Unik. Menarik. Berani.

Kenapa dua orang ini? Mengapa dijadikan contoh?

Karena keduanya tidak menggunakan kamera DSLR berharga mahal

Henri Cartier Bresson lahir di zaman dimana DSL bahkan belum terpikirkan. Meskipun ia tetap aktif memotret hingga meninggal di tahun 2004, ia memotret dengan menggunakan film dan bukan digital. Kamera Leica generasi awal jelas bukan kamera DSLR.

Sedangkan Eric Kim, dalam blognya menulis bahwa ia lebih suka menggunakan kamera kompak Ricoh GRII karena ringan, praktis dan kecil. Meskipun kemudian ia beralih ke kamera Mirrorless, tetapi banyak karyanya tetap memakai Ricoh GRII.

Tetapi, karya mereka tetap enak dipandang mata bukan?

Nah, sekarang tentu Anda mengerti mengapa saya berani mengatakan bahwa kedua orang dalam contoh memiliki peluang yang sama untuk menghasilkan foto yang bagus dan mengagumkan

Alasan utamanya adalah karena FOTOGRAFI bukan hanya tentang kamera.

Fotografi bukan hanya tentang kamera

Kamera memang alat utama dalam fotografi. Tanpa adanya kamera maka tidak akan ada yang namanya fotografi. Yang ada adalah seni melukis atau menggambar.

Meskipun demikian, kamera bukanlah yang terpenting dalam menciptakan sebuah foto. Prinsip “the man behind the gun” (Orang di belakang senjata) sangat sesuai dengan prinsip fotografi.

Pemegang kameranya, orangnya lah yang terpenting dan berpengaruh paling besar.

Seorang kaya dengan harta berlimpah dapat dengan mudah membeli sebuah kamera keluaran baru, tercanggih. Tetapi, kalau ia tidak memiliki pengetahuan, skill dalam mengoperasikannya, hasilnya bisa jadi tidak menarik untuk dilihat. Sebaliknya seorang fotografer berpengalaman, yang dengan terpaksa memakai smartphone karena melihat momen yang bagus, bisa jadi akan mendapatkan foto yang memancing perhatian.
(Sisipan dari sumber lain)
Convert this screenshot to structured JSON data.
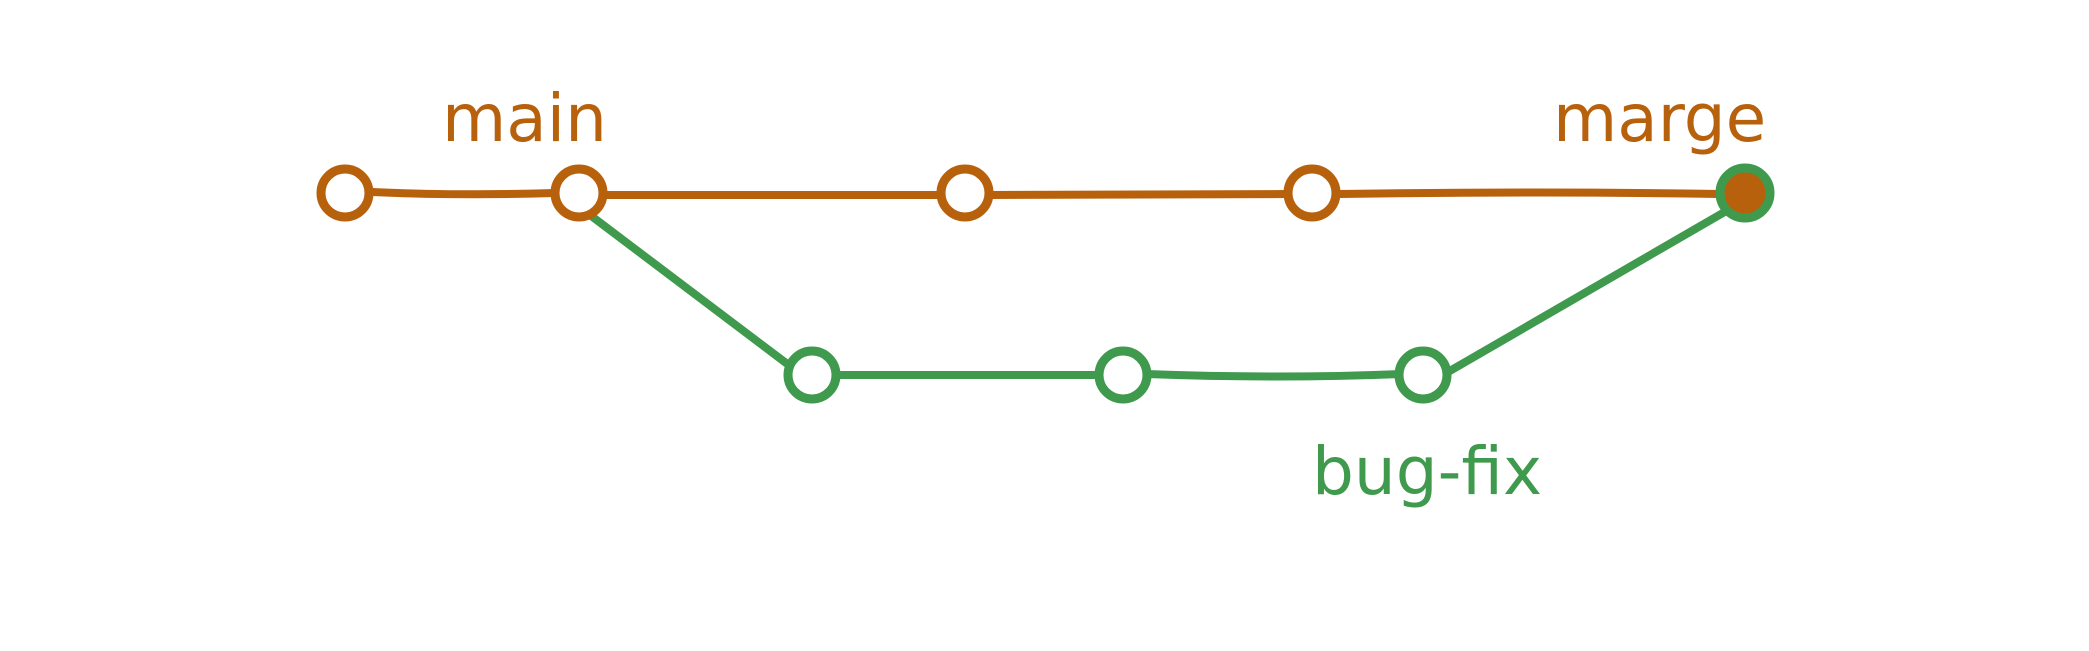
{
  "colors": {
    "main": "#B8610C",
    "bug_fix": "#3F9A4D",
    "node_fill": "#FFFFFF",
    "merge_fill": "#B8610C"
  },
  "labels": {
    "main": "main",
    "merge": "marge",
    "bug_fix": "bug-fix"
  }
}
Hal itu saya alami sendiri, meski dalam skala kecil dan terbatas.

Meskipun kamera saya hanya kamera biasa dan tidak berbeda dengan kamera saku, ternyata hasilnya mendapat banyak pujian dari kawan-kawan lama. Padahal banyak diantara mereka yang memiliki kamera yang berharga lebih mahal dan canggih.
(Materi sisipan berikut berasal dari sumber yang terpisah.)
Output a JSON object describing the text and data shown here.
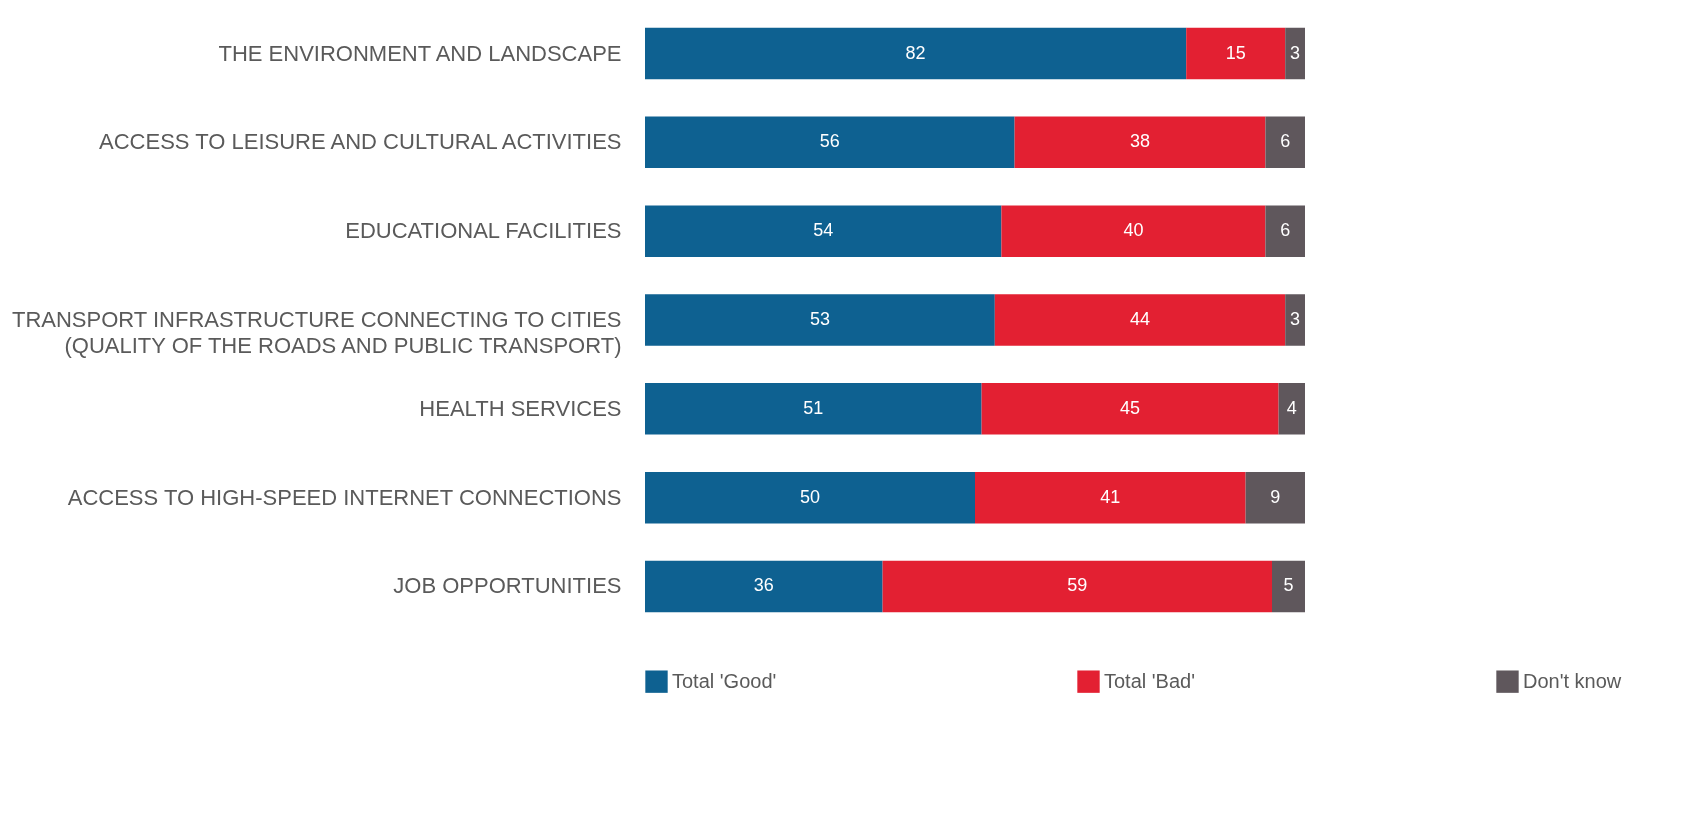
{
  "chart_data": {
    "type": "bar",
    "orientation": "horizontal",
    "stacked": true,
    "data_labels": true,
    "legend": "bottom",
    "categories": [
      "THE ENVIRONMENT AND LANDSCAPE",
      "ACCESS TO LEISURE AND CULTURAL ACTIVITIES",
      "EDUCATIONAL FACILITIES",
      "TRANSPORT INFRASTRUCTURE CONNECTING TO CITIES (QUALITY OF THE ROADS AND PUBLIC TRANSPORT)",
      "HEALTH SERVICES",
      "ACCESS TO HIGH-SPEED INTERNET CONNECTIONS",
      "JOB OPPORTUNITIES"
    ],
    "series": [
      {
        "name": "Total 'Good'",
        "color": "#0e6191",
        "values": [
          82,
          56,
          54,
          53,
          51,
          50,
          36
        ]
      },
      {
        "name": "Total 'Bad'",
        "color": "#e32032",
        "values": [
          15,
          38,
          40,
          44,
          45,
          41,
          59
        ]
      },
      {
        "name": "Don't know",
        "color": "#5f575c",
        "values": [
          3,
          6,
          6,
          3,
          4,
          9,
          5
        ]
      }
    ]
  }
}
Beberapa diantara mereka bertanya, ” Ton, bisakah saya menghasilkan foto seperti yang kamu buat dengan kamera yang saya miliki?”
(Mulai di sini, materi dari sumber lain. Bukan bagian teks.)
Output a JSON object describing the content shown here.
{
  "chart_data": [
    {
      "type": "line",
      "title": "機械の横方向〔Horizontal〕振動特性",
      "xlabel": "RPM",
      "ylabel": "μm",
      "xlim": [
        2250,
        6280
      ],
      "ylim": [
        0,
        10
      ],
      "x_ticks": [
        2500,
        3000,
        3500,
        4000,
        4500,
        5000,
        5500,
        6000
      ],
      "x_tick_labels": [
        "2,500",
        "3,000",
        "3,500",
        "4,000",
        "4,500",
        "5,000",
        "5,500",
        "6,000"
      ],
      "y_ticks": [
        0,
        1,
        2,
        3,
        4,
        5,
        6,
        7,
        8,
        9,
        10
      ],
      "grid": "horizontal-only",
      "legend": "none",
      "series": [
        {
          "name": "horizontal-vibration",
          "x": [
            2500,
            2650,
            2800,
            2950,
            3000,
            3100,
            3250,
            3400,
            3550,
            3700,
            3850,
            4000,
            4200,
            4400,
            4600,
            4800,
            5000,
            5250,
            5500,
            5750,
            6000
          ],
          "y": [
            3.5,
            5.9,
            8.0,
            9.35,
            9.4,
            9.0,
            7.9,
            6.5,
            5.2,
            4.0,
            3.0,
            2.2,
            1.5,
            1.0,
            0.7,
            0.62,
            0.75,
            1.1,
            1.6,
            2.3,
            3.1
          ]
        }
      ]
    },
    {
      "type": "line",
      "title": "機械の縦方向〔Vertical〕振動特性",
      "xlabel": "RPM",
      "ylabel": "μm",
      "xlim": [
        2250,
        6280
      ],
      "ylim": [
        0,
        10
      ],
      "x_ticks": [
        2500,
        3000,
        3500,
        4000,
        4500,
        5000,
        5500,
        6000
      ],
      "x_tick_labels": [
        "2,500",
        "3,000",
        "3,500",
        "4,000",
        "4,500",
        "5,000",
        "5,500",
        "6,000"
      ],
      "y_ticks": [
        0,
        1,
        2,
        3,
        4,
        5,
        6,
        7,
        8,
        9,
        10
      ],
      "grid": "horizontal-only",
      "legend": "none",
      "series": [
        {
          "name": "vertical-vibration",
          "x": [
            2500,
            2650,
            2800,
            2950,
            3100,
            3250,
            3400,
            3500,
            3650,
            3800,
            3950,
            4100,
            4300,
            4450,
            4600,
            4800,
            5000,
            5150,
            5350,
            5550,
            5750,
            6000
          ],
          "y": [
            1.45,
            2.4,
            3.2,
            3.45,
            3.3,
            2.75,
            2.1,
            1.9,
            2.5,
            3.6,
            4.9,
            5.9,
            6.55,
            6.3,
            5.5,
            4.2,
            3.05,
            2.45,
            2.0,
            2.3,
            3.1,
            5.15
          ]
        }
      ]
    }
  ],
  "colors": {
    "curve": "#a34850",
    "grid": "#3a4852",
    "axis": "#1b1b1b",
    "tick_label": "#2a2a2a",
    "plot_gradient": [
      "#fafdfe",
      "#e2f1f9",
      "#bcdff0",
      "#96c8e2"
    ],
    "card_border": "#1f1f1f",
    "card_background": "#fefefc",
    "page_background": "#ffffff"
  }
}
Jawaban saya singkat saja, ” Kameramu lebih mahal dan canggih dari kamera yang aku miliki”

Bukan masalah kameranya.

Lebih kepada manusianya.

Saya sudah berlatih memotret sejak memulai perjalanan sebagai blogger. Dimulai dengan menggunakan kamera smartphone Xperia M, yang masih menemani hingga saat ini. Kemudian berlanjut dengan sang Fujifilm Finepix, sekarang ditambah dengan Samsung Galaxy Tab A7, tab murah tetapi bermanfaat untuk mobile blogging.

Lebih dari dua tahun berlatih mengabadikan berbagai momen, dari mulai kucing tidur, sampai tukang sayur lewat. Pada waktu bersamaan kelayapan di internet mempelajari berbagai tehnik dan filosofi fotografi untuk kemudian dipraktekkan.

Dibandingkan dengan rekan saya tadi, saya memiliki lebih banyak kemampuan, pengetahuan dan skill mengoperasikan kamera.  Saya lebih tahu bagaimana mencari sudut pemotretan. Saya juga lebih mengerti mencari obyek yang menarik. Itulah mengapa hasilnya bisa lebih baik dan menarik dibandingkan mereka.

Hal seperti itulah yang membuat saya percaya bahwa fotografi memang bukan sekedar tentang kamera. Jauh lebih luas dari itu.

Memotret lah dengan kamera yang Anda punya

Berdasarkan pandangan seperti ini, saya ingin menyarankan kepada siapapun, termasuk Anda untuk tidak meredam keinginan memotret hanya karena masalah kamera.

Apapun merknya dan berapapun harganya, jangan dijadikan sebuah alasan.

Mengapa fotografi  disebut juga dengan “melukis dengan cahaya” adalah karena fotografi adalah seni.

Dan, sangat demokratis.

Penikmat foto tidak akan pernah bertanya bagaimana sebuah foto dihasilkan. Mereka tidak mau tahu dengan kamera merk apa sebuah foto diambil. Selama sebuah foto dianggap bagus, maka mereka akan memberikan pujian.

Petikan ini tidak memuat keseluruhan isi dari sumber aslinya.